Sweetheart Cup Co. will attempt to sell off assets that generate about $220 million in sales, which could include some of its plastics operations.
The company needs cash to pay off about $110 million in subordinated notes coming due Sept. 1, and about $179 million in bank loans due March 1, Sweetheart Chairman and Chief Executive Officer Dennis Mehiel said in a Feb. 20 conference call to analysts.
The Owings Mills, Md., company faced declining sales and profit last year due to a slumping economy and aggressive resin-price increases, he said.
The company did not specify the brands that may be sold, and he did not give a time line for the sale.
``We're not able to provide additional details,'' Mehiel said. ``Which brands and assets go [for sale] and the size of the transactions remains an open item for us.''
Sweetheart thermoforms and injection molds a variety of plastics packaging and food-service goods, including cups, cutlery, meal-service products, straws, lids and containers. Sweetheart also makes a variety of paper products.
The company's thermoforming operations alone generated $285 million in North American sales for 2002, and the company was fourth on Plastics News' ranking of top thermoformers.
The sale should trigger the attention of both strategic and financial buyers, said executives with two equity firms familiar with Sweetheart. The question will be how much of its core assets the company must sell, said Charles Johnson, managing director of Matrix Capital Markets in Philadelphia.
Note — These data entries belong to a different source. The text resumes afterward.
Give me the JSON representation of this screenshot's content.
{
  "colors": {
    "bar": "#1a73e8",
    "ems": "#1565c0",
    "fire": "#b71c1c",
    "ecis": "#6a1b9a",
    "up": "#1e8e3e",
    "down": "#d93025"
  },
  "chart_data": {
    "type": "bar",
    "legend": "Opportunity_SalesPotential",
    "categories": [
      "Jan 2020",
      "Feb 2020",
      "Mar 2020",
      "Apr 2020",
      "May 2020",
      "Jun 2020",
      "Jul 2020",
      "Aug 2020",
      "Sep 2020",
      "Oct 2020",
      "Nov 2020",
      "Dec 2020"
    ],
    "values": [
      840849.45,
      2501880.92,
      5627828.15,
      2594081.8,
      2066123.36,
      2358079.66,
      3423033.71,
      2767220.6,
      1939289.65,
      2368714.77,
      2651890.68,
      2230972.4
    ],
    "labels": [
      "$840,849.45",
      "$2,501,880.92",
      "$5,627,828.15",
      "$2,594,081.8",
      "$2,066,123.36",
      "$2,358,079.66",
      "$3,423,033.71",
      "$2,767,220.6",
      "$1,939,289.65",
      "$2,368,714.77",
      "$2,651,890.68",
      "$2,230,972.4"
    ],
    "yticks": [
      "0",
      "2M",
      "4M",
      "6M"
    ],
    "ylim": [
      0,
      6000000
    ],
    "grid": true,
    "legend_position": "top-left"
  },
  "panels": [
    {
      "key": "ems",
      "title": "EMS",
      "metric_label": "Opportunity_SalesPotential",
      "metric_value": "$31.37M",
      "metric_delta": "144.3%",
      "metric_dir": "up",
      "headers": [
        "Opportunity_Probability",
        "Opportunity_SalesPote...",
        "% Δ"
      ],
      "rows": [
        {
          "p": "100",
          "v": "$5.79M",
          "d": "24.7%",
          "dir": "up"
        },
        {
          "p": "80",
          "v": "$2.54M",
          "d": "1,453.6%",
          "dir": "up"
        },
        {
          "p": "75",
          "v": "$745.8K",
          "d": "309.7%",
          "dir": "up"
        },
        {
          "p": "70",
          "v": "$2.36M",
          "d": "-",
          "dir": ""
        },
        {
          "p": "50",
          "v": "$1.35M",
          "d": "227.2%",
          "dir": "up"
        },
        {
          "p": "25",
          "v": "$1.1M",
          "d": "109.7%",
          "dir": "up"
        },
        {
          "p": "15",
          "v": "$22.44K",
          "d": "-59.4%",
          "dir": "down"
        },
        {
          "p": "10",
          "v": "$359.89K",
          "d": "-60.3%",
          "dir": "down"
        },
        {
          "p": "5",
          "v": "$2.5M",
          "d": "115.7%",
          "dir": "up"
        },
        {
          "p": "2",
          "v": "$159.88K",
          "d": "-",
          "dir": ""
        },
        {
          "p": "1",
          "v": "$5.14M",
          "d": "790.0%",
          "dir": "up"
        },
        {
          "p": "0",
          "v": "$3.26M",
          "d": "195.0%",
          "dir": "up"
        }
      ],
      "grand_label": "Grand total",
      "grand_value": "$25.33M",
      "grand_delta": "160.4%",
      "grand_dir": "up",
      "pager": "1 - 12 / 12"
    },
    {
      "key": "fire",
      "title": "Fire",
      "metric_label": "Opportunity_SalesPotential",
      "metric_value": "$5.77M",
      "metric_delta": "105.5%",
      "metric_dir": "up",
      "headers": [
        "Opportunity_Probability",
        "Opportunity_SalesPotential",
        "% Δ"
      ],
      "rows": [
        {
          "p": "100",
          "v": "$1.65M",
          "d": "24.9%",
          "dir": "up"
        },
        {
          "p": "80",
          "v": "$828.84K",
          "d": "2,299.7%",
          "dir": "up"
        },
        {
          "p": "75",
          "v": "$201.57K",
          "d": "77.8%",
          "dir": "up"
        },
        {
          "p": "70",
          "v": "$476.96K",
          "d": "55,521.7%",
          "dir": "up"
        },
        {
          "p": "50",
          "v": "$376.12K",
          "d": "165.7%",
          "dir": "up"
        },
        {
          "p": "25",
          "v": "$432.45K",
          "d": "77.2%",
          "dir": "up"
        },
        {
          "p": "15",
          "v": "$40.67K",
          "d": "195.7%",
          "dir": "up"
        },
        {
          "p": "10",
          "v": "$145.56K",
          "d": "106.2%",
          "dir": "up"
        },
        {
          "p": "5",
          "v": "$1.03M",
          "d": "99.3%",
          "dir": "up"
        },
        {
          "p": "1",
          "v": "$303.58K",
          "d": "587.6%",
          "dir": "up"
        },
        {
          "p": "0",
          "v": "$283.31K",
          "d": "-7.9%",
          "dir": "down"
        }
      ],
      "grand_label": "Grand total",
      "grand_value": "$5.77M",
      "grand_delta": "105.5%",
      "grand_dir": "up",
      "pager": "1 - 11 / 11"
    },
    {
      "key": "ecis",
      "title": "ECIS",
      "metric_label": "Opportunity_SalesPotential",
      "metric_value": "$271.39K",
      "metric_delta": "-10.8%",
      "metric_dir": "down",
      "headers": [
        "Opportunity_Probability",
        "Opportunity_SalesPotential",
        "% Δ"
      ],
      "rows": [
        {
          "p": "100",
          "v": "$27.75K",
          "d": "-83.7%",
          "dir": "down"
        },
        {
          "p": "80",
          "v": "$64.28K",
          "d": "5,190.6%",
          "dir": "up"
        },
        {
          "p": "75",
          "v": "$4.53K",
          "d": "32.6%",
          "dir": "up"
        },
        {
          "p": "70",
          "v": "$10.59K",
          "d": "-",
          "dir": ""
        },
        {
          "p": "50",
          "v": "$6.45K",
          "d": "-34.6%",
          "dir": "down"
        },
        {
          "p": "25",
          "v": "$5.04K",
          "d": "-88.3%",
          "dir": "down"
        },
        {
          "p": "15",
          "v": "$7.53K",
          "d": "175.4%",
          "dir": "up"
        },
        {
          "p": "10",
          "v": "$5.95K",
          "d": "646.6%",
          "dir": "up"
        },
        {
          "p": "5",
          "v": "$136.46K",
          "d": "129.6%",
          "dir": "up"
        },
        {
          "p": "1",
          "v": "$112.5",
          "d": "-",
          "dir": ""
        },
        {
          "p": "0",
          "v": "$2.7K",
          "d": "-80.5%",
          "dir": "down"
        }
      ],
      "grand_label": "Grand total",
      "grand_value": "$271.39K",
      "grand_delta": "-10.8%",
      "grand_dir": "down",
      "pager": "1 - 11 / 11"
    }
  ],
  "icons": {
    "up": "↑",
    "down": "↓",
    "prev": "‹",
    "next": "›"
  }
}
``There are definite jewels in the product lines of Sweetheart,'' Johnson said.
The company also might consider selling off noncore assets, such as its plastics or paper equipment divisions, Johnson said.
Potential sales items in the plastics business include its seasonal party items and products going to hotels or restaurants, said Jerry Caruso, a partner with equity firm Goldsmith, Agio Helms in Minneapolis.
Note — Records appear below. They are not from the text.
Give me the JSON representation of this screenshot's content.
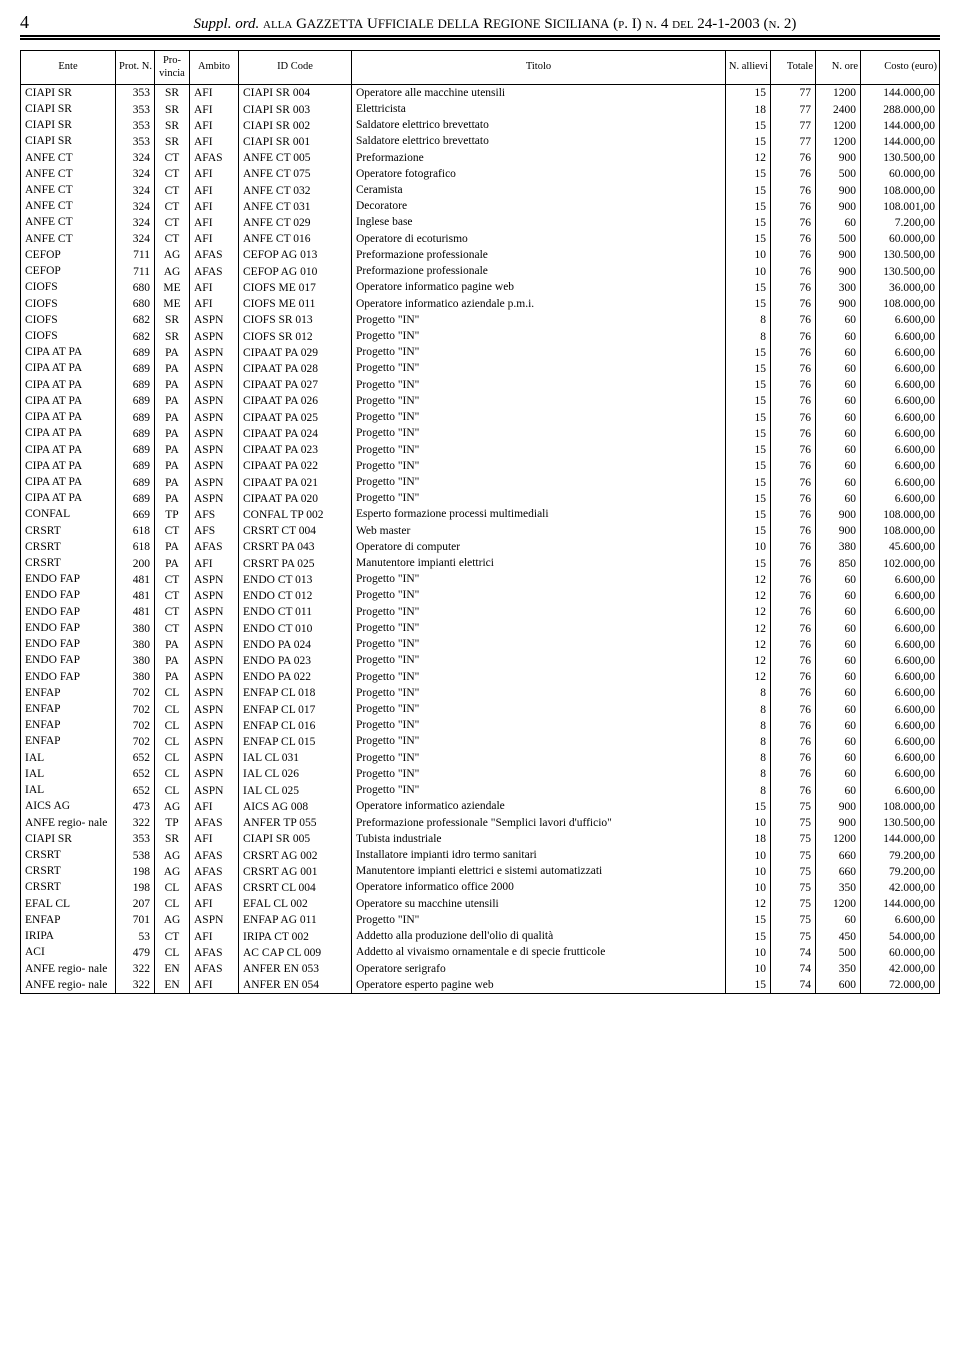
{
  "page_number": "4",
  "header": "Suppl. ord. alla Gazzetta Ufficiale della Regione Siciliana (p. I) n. 4 del 24-1-2003 (n. 2)",
  "columns": [
    "Ente",
    "Prot. N.",
    "Pro- vincia",
    "Ambito",
    "ID Code",
    "Titolo",
    "N. allievi",
    "Totale",
    "N. ore",
    "Costo (euro)"
  ],
  "rows": [
    [
      "CIAPI SR",
      "353",
      "SR",
      "AFI",
      "CIAPI SR 004",
      "Operatore alle macchine utensili",
      "15",
      "77",
      "1200",
      "144.000,00"
    ],
    [
      "CIAPI SR",
      "353",
      "SR",
      "AFI",
      "CIAPI SR 003",
      "Elettricista",
      "18",
      "77",
      "2400",
      "288.000,00"
    ],
    [
      "CIAPI SR",
      "353",
      "SR",
      "AFI",
      "CIAPI SR 002",
      "Saldatore elettrico brevettato",
      "15",
      "77",
      "1200",
      "144.000,00"
    ],
    [
      "CIAPI SR",
      "353",
      "SR",
      "AFI",
      "CIAPI SR 001",
      "Saldatore elettrico brevettato",
      "15",
      "77",
      "1200",
      "144.000,00"
    ],
    [
      "ANFE CT",
      "324",
      "CT",
      "AFAS",
      "ANFE CT 005",
      "Preformazione",
      "12",
      "76",
      "900",
      "130.500,00"
    ],
    [
      "ANFE CT",
      "324",
      "CT",
      "AFI",
      "ANFE CT 075",
      "Operatore fotografico",
      "15",
      "76",
      "500",
      "60.000,00"
    ],
    [
      "ANFE CT",
      "324",
      "CT",
      "AFI",
      "ANFE CT 032",
      "Ceramista",
      "15",
      "76",
      "900",
      "108.000,00"
    ],
    [
      "ANFE CT",
      "324",
      "CT",
      "AFI",
      "ANFE CT 031",
      "Decoratore",
      "15",
      "76",
      "900",
      "108.001,00"
    ],
    [
      "ANFE CT",
      "324",
      "CT",
      "AFI",
      "ANFE CT 029",
      "Inglese base",
      "15",
      "76",
      "60",
      "7.200,00"
    ],
    [
      "ANFE CT",
      "324",
      "CT",
      "AFI",
      "ANFE CT 016",
      "Operatore di ecoturismo",
      "15",
      "76",
      "500",
      "60.000,00"
    ],
    [
      "CEFOP",
      "711",
      "AG",
      "AFAS",
      "CEFOP AG 013",
      "Preformazione professionale",
      "10",
      "76",
      "900",
      "130.500,00"
    ],
    [
      "CEFOP",
      "711",
      "AG",
      "AFAS",
      "CEFOP AG 010",
      "Preformazione professionale",
      "10",
      "76",
      "900",
      "130.500,00"
    ],
    [
      "CIOFS",
      "680",
      "ME",
      "AFI",
      "CIOFS ME 017",
      "Operatore informatico pagine web",
      "15",
      "76",
      "300",
      "36.000,00"
    ],
    [
      "CIOFS",
      "680",
      "ME",
      "AFI",
      "CIOFS ME 011",
      "Operatore informatico aziendale p.m.i.",
      "15",
      "76",
      "900",
      "108.000,00"
    ],
    [
      "CIOFS",
      "682",
      "SR",
      "ASPN",
      "CIOFS SR 013",
      "Progetto \"IN\"",
      "8",
      "76",
      "60",
      "6.600,00"
    ],
    [
      "CIOFS",
      "682",
      "SR",
      "ASPN",
      "CIOFS SR 012",
      "Progetto \"IN\"",
      "8",
      "76",
      "60",
      "6.600,00"
    ],
    [
      "CIPA AT PA",
      "689",
      "PA",
      "ASPN",
      "CIPAAT PA 029",
      "Progetto \"IN\"",
      "15",
      "76",
      "60",
      "6.600,00"
    ],
    [
      "CIPA AT PA",
      "689",
      "PA",
      "ASPN",
      "CIPAAT PA 028",
      "Progetto \"IN\"",
      "15",
      "76",
      "60",
      "6.600,00"
    ],
    [
      "CIPA AT PA",
      "689",
      "PA",
      "ASPN",
      "CIPAAT PA 027",
      "Progetto \"IN\"",
      "15",
      "76",
      "60",
      "6.600,00"
    ],
    [
      "CIPA AT PA",
      "689",
      "PA",
      "ASPN",
      "CIPAAT PA 026",
      "Progetto \"IN\"",
      "15",
      "76",
      "60",
      "6.600,00"
    ],
    [
      "CIPA AT PA",
      "689",
      "PA",
      "ASPN",
      "CIPAAT PA 025",
      "Progetto \"IN\"",
      "15",
      "76",
      "60",
      "6.600,00"
    ],
    [
      "CIPA AT PA",
      "689",
      "PA",
      "ASPN",
      "CIPAAT PA 024",
      "Progetto \"IN\"",
      "15",
      "76",
      "60",
      "6.600,00"
    ],
    [
      "CIPA AT PA",
      "689",
      "PA",
      "ASPN",
      "CIPAAT PA 023",
      "Progetto \"IN\"",
      "15",
      "76",
      "60",
      "6.600,00"
    ],
    [
      "CIPA AT PA",
      "689",
      "PA",
      "ASPN",
      "CIPAAT PA 022",
      "Progetto \"IN\"",
      "15",
      "76",
      "60",
      "6.600,00"
    ],
    [
      "CIPA AT PA",
      "689",
      "PA",
      "ASPN",
      "CIPAAT PA 021",
      "Progetto \"IN\"",
      "15",
      "76",
      "60",
      "6.600,00"
    ],
    [
      "CIPA AT PA",
      "689",
      "PA",
      "ASPN",
      "CIPAAT PA 020",
      "Progetto \"IN\"",
      "15",
      "76",
      "60",
      "6.600,00"
    ],
    [
      "CONFAL",
      "669",
      "TP",
      "AFS",
      "CONFAL TP 002",
      "Esperto formazione processi multimediali",
      "15",
      "76",
      "900",
      "108.000,00"
    ],
    [
      "CRSRT",
      "618",
      "CT",
      "AFS",
      "CRSRT CT 004",
      "Web master",
      "15",
      "76",
      "900",
      "108.000,00"
    ],
    [
      "CRSRT",
      "618",
      "PA",
      "AFAS",
      "CRSRT PA 043",
      "Operatore di computer",
      "10",
      "76",
      "380",
      "45.600,00"
    ],
    [
      "CRSRT",
      "200",
      "PA",
      "AFI",
      "CRSRT PA 025",
      "Manutentore impianti elettrici",
      "15",
      "76",
      "850",
      "102.000,00"
    ],
    [
      "ENDO FAP",
      "481",
      "CT",
      "ASPN",
      "ENDO CT 013",
      "Progetto \"IN\"",
      "12",
      "76",
      "60",
      "6.600,00"
    ],
    [
      "ENDO FAP",
      "481",
      "CT",
      "ASPN",
      "ENDO CT 012",
      "Progetto \"IN\"",
      "12",
      "76",
      "60",
      "6.600,00"
    ],
    [
      "ENDO FAP",
      "481",
      "CT",
      "ASPN",
      "ENDO CT 011",
      "Progetto \"IN\"",
      "12",
      "76",
      "60",
      "6.600,00"
    ],
    [
      "ENDO FAP",
      "380",
      "CT",
      "ASPN",
      "ENDO CT 010",
      "Progetto \"IN\"",
      "12",
      "76",
      "60",
      "6.600,00"
    ],
    [
      "ENDO FAP",
      "380",
      "PA",
      "ASPN",
      "ENDO PA 024",
      "Progetto \"IN\"",
      "12",
      "76",
      "60",
      "6.600,00"
    ],
    [
      "ENDO FAP",
      "380",
      "PA",
      "ASPN",
      "ENDO PA 023",
      "Progetto \"IN\"",
      "12",
      "76",
      "60",
      "6.600,00"
    ],
    [
      "ENDO FAP",
      "380",
      "PA",
      "ASPN",
      "ENDO PA 022",
      "Progetto \"IN\"",
      "12",
      "76",
      "60",
      "6.600,00"
    ],
    [
      "ENFAP",
      "702",
      "CL",
      "ASPN",
      "ENFAP CL 018",
      "Progetto \"IN\"",
      "8",
      "76",
      "60",
      "6.600,00"
    ],
    [
      "ENFAP",
      "702",
      "CL",
      "ASPN",
      "ENFAP CL 017",
      "Progetto \"IN\"",
      "8",
      "76",
      "60",
      "6.600,00"
    ],
    [
      "ENFAP",
      "702",
      "CL",
      "ASPN",
      "ENFAP CL 016",
      "Progetto \"IN\"",
      "8",
      "76",
      "60",
      "6.600,00"
    ],
    [
      "ENFAP",
      "702",
      "CL",
      "ASPN",
      "ENFAP CL 015",
      "Progetto \"IN\"",
      "8",
      "76",
      "60",
      "6.600,00"
    ],
    [
      "IAL",
      "652",
      "CL",
      "ASPN",
      "IAL CL 031",
      "Progetto \"IN\"",
      "8",
      "76",
      "60",
      "6.600,00"
    ],
    [
      "IAL",
      "652",
      "CL",
      "ASPN",
      "IAL CL 026",
      "Progetto \"IN\"",
      "8",
      "76",
      "60",
      "6.600,00"
    ],
    [
      "IAL",
      "652",
      "CL",
      "ASPN",
      "IAL CL 025",
      "Progetto \"IN\"",
      "8",
      "76",
      "60",
      "6.600,00"
    ],
    [
      "AICS AG",
      "473",
      "AG",
      "AFI",
      "AICS AG 008",
      "Operatore informatico aziendale",
      "15",
      "75",
      "900",
      "108.000,00"
    ],
    [
      "ANFE regio- nale",
      "322",
      "TP",
      "AFAS",
      "ANFER TP 055",
      "Preformazione professionale \"Semplici lavori d'ufficio\"",
      "10",
      "75",
      "900",
      "130.500,00"
    ],
    [
      "CIAPI SR",
      "353",
      "SR",
      "AFI",
      "CIAPI SR 005",
      "Tubista industriale",
      "18",
      "75",
      "1200",
      "144.000,00"
    ],
    [
      "CRSRT",
      "538",
      "AG",
      "AFAS",
      "CRSRT AG 002",
      "Installatore impianti idro termo sanitari",
      "10",
      "75",
      "660",
      "79.200,00"
    ],
    [
      "CRSRT",
      "198",
      "AG",
      "AFAS",
      "CRSRT AG 001",
      "Manutentore impianti elettrici e sistemi automatizzati",
      "10",
      "75",
      "660",
      "79.200,00"
    ],
    [
      "CRSRT",
      "198",
      "CL",
      "AFAS",
      "CRSRT CL 004",
      "Operatore informatico office 2000",
      "10",
      "75",
      "350",
      "42.000,00"
    ],
    [
      "EFAL CL",
      "207",
      "CL",
      "AFI",
      "EFAL CL 002",
      "Operatore su macchine utensili",
      "12",
      "75",
      "1200",
      "144.000,00"
    ],
    [
      "ENFAP",
      "701",
      "AG",
      "ASPN",
      "ENFAP AG 011",
      "Progetto \"IN\"",
      "15",
      "75",
      "60",
      "6.600,00"
    ],
    [
      "IRIPA",
      "53",
      "CT",
      "AFI",
      "IRIPA CT 002",
      "Addetto alla produzione dell'olio di qualità",
      "15",
      "75",
      "450",
      "54.000,00"
    ],
    [
      "ACI",
      "479",
      "CL",
      "AFAS",
      "AC CAP CL 009",
      "Addetto al vivaismo ornamentale e di specie frutticole",
      "10",
      "74",
      "500",
      "60.000,00"
    ],
    [
      "ANFE regio- nale",
      "322",
      "EN",
      "AFAS",
      "ANFER EN 053",
      "Operatore serigrafo",
      "10",
      "74",
      "350",
      "42.000,00"
    ],
    [
      "ANFE regio- nale",
      "322",
      "EN",
      "AFI",
      "ANFER EN 054",
      "Operatore esperto pagine web",
      "15",
      "74",
      "600",
      "72.000,00"
    ]
  ]
}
Several financial buyers recently have bought large holdings in plastics processors and could clamor for Sweetheart assets, Caruso said. ``It's just a function of whether there is enough value [in a sale] for shareholders and bondholders to move forward on certain divisions or all of Sweetheart,'' Caruso said.
Sweetheart ended fiscal 2002 Sept. 29 with $1.28 billion in sales, down from $1.32 billion in fiscal 2001.
The company also announced that it found an unspecified buyer for its now-closed injection molding plant in Somerville, Mass., for $10.1 million. The sale must be completed by Jan. 16, 2004.